Shared Decision Making, the Health Foundation’s new programme, is seeking a multi-disciplinary design team to explore how shared decision making can best be implemented into clinical practice.
Not being properly told about their illness and the options for treatment is the most common cause of patient dissatisfaction. Most patients want more information and a greater say in decisions about their care.
Shared decision making is a process in which patients are encouraged to participate in selecting appropriate treatments or management options. In shared decision making patients are involved as active partners with the clinician in clarifying acceptable medical options and choosing a preferred course of clinical care.
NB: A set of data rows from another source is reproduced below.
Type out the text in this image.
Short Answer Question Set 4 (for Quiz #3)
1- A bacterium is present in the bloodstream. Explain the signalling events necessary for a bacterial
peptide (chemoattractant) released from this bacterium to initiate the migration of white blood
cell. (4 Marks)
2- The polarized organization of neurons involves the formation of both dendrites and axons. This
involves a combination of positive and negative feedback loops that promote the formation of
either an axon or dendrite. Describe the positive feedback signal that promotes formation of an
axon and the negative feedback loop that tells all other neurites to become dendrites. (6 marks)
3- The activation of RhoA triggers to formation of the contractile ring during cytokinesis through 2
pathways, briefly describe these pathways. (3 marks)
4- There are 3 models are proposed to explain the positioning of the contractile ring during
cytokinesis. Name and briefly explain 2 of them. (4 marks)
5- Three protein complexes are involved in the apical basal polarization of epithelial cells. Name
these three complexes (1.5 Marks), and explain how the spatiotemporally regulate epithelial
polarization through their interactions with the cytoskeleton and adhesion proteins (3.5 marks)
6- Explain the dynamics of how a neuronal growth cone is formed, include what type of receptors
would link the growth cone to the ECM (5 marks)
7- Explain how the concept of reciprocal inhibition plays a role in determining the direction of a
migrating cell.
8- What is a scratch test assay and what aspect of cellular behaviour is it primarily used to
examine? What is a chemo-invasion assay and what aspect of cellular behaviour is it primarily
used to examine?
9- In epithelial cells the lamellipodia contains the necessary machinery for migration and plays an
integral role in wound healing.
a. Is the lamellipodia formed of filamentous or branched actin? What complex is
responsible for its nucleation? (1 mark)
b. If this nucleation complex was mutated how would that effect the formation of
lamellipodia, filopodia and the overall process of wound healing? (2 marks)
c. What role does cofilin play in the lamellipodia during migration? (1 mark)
Jo Bibby, the Health Foundation’s Director of Improvement Programmes said ‘The core aim of this programme is to demonstrate how shared decision-making can become a core characteristic of mainstream health services, both within primary and secondary care services, at large-scale; and in particular, to build knowledge about how this can be achieved and what the conditions for success are.’
Shared decision making is appropriate in any situation when there is more than one reasonable course of action and no one option is self-evidently best for everyone. This situation is very common since health problems often have many different options, none of which has substantive evidence to support a ‘best choice’. In these situations, shared decision making is about helping patients understand the potential outcomes of each choice. These are known as ‘preference-sensitive’ decisions. In these cases, the patient’s attitude to the likely benefits and risks should be a key factor in the decision.
SDM relies on two sources of expertise:
- The health professional is an expert on the effectiveness, probable benefits and potential harms of treatment options
- The patient is an expert on herself, her social circumstances, attitudes to illness and risk, values and preferences.